António Cadete Leite

ANTÓNIO CADETE LEITE (Porto 1934), licenciou-se em Medicina pela Faculdade de Medicina da Universidade do Porto, em 1961, e logo iniciou funções de assistente de anatomia. Em Setembro de 1962 foi colocado no Funchal como médico da Companhia de Caçadores 384 e, em Fevereiro de 1963, embarcou para Angola.

Após seis meses de permanência no Norte, em Quipedro, foi transferido para o Hospital Militar de Luanda. Exerceu funções docentes nos Estudos Gerais Universitários de Angola e, pós independência, de 1975 a 1983, regeu na Universidade de Angola as cadeiras de Anatomia e participou, através de múltiplos desempenhos profissionais e cívicos, na formação do Sindicato dos Médicos de Angola, na extensão da Faculdade de Medicina de Luanda ao Huambo, na criação da Associação 25 de Abril.

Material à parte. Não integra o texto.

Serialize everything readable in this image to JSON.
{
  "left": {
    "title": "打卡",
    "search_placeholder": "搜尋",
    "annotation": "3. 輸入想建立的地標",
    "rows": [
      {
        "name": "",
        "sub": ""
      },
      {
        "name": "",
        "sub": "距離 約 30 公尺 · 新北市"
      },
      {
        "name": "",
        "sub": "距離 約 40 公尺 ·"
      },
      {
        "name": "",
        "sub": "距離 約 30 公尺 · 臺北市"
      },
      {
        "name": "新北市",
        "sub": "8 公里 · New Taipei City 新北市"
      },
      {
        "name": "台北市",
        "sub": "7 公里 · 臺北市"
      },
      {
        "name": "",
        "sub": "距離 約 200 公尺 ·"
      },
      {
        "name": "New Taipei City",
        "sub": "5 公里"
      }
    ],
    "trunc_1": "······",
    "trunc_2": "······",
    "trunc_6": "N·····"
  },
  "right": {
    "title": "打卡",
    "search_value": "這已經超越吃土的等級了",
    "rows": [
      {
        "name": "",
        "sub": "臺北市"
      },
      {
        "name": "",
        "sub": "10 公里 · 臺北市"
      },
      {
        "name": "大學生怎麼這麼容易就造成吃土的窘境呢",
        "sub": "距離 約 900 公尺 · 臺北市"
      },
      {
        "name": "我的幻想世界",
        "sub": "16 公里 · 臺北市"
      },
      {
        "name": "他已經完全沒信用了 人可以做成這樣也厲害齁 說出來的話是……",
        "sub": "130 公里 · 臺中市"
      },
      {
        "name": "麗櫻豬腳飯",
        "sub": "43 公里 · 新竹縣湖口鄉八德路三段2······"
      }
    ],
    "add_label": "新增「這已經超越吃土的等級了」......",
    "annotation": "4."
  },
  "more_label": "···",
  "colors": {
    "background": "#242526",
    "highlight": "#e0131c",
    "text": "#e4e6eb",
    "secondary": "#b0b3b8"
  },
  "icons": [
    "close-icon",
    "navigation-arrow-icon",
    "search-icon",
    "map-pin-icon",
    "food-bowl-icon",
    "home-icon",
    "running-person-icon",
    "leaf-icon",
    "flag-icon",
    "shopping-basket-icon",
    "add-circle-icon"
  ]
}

De novo no Porto, retomou funções na Faculdade de Medicina: doutorado em 1989, provas de agregação em 1995, jubilou-se em 2004. É autor ou co-autor de 54 trabalhos científicos, 47 dos quais publicados em revistas internacionais indexadas. Foi presidente da delegação no Porto da Associação da Amizade Portugal - Angola e membro do Corpo Editorial da revista Cassendo. Integra a direcção da Associação dos Jornalistas e Homens de Letras do Porto.

“Como Vivi a Guerra em Quipedro, Angola no ano de 1963”

Texto da autoria de Augusto Baptista

Fonte: http://homensdeletras.blogspot.com/2009/10/como-vivi-guerra-em-quipedro.html 

Desafiado para a missão de apresentar “Como Vivi a Guerra em Quipedro, Angola no ano de 1963”, livro de António Cadete Leite, eu, avesso a exposições e por achar que outros, traquejados, sabedores, desempenhariam esta incumbência com mais acerto, eu, vencido e honrado pela insistência do autor aqui me querer, aqui me têm.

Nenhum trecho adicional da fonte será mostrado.